This project involves an in-depth analysis of an e-commerce dataset using SQL for data extraction and Python (Pandas, Numpy, Matplotlib, and Seaborn) for exploratory data analysis (EDA). The goal is to uncover insights and trends within the data, ranging from basic to advanced queries.
- Project Description
- Dataset
- Setup and Installation
- EDA and SQL Queries
- Results and Visualizations
- Conclusion
- Acknowledgements
This project utilizes SQL for querying data and Python libraries such as Pandas, Numpy, Matplotlib, and Seaborn for EDA. The analysis aims to answer various business questions, ranging from basic statistics to advanced insights, which are crucial for making informed decisions in the e-commerce domain.
The dataset used in this project includes information on customers, orders, products, and sellers. It is assumed to be stored in a relational database and can be accessed using SQL queries.
-
Clone the Repository:
git clone https://github.com/yourusername/SQL-Python-E-commerce-Project.git cd SQL-Python-E-commerce-Project -
Install Dependencies:
pip install pandas numpy matplotlib seaborn sqlalchemy
-
Database Connection: Configure your database connection in the
config.pyfile.
Basic Queries
- List all unique cities where customers are located.
- Count the number of orders placed in 2017.
- Find the total sales per category.
- Calculate the percentage of orders that were paid in installments.
- Count the number of customers from each state.
Intermediate Queries
- Calculate the number of orders per month in 2018.
- Find the average number of products per order, grouped by customer city.
- Calculate the percentage of total revenue contributed by each product category.
- Identify the correlation between product price and the number of times a product has been purchased.
- Calculate the total revenue generated by each seller, and rank them by revenue.
Advanced Queries
- Calculate the moving average of order values for each customer over their order history.
- Calculate the cumulative sales per month for each year.
- Calculate the year-over-year growth rate of total sales.
- Calculate the retention rate of customers, defined as the percentage of customers who make another purchase within 6 months of their first purchase.

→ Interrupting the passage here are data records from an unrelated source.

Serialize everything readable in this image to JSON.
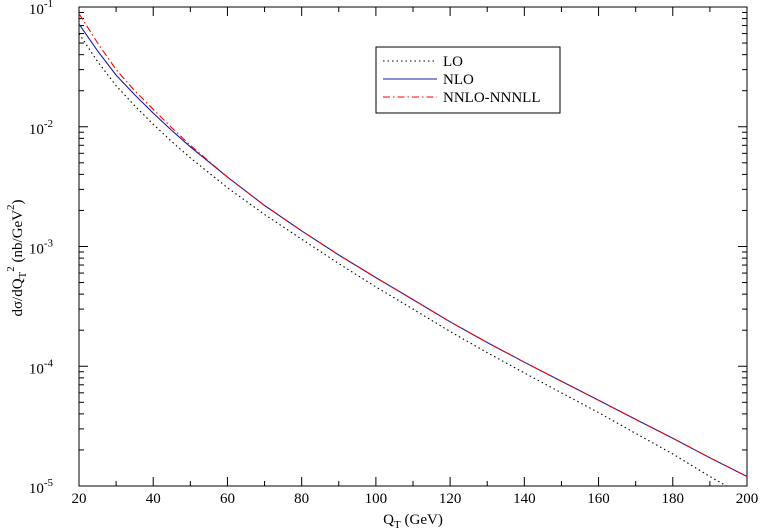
{
  "chart_data": {
    "type": "line",
    "title": "",
    "xlabel": "Q_T (GeV)",
    "ylabel": "dσ/dQ_T^2 (nb/GeV^2)",
    "xlim": [
      20,
      200
    ],
    "ylim": [
      1e-05,
      0.1
    ],
    "y_scale": "log",
    "grid": false,
    "legend_position": "top-right",
    "x_ticks": [
      20,
      40,
      60,
      80,
      100,
      120,
      140,
      160,
      180,
      200
    ],
    "y_ticks": [
      {
        "value": 1e-05,
        "mantissa": "10",
        "exponent": "-5"
      },
      {
        "value": 0.0001,
        "mantissa": "10",
        "exponent": "-4"
      },
      {
        "value": 0.001,
        "mantissa": "10",
        "exponent": "-3"
      },
      {
        "value": 0.01,
        "mantissa": "10",
        "exponent": "-2"
      },
      {
        "value": 0.1,
        "mantissa": "10",
        "exponent": "-1"
      }
    ],
    "x": [
      20,
      25,
      30,
      35,
      40,
      45,
      50,
      60,
      70,
      80,
      90,
      100,
      110,
      120,
      130,
      140,
      150,
      160,
      170,
      180,
      190,
      200
    ],
    "series": [
      {
        "name": "LO",
        "color": "#000000",
        "style": "dotted",
        "values": [
          0.06,
          0.035,
          0.022,
          0.015,
          0.0105,
          0.0075,
          0.0055,
          0.0031,
          0.00185,
          0.00115,
          0.00072,
          0.00046,
          0.0003,
          0.000195,
          0.00013,
          8.8e-05,
          6e-05,
          4.1e-05,
          2.75e-05,
          1.85e-05,
          1.2e-05,
          8e-06
        ]
      },
      {
        "name": "NLO",
        "color": "#1a1aa6",
        "style": "solid",
        "values": [
          0.072,
          0.043,
          0.027,
          0.0185,
          0.013,
          0.0093,
          0.0068,
          0.0038,
          0.0022,
          0.00135,
          0.00085,
          0.00055,
          0.00036,
          0.000235,
          0.000158,
          0.000108,
          7.5e-05,
          5.2e-05,
          3.6e-05,
          2.5e-05,
          1.72e-05,
          1.2e-05
        ]
      },
      {
        "name": "NNLO-NNNLL",
        "color": "#ff0000",
        "style": "dashdot",
        "values": [
          0.088,
          0.05,
          0.03,
          0.02,
          0.014,
          0.0098,
          0.007,
          0.0038,
          0.0022,
          0.00135,
          0.00085,
          0.00055,
          0.00036,
          0.000235,
          0.000158,
          0.000108,
          7.5e-05,
          5.2e-05,
          3.6e-05,
          2.5e-05,
          1.72e-05,
          1.2e-05
        ]
      }
    ]
  }
}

- Identify the top 3 customers who spent the most money in each year.
Results of the queries and visualizations will be generated and displayed using Python libraries such as Pandas, Matplotlib, and Seaborn. Example visualizations include bar charts for sales per category, line plots for monthly sales trends, and scatter plots for correlation analysis.
This project demonstrates how to combine SQL and Python for comprehensive data analysis in the e-commerce domain. By answering various business questions, you can gain valuable insights to make informed decisions.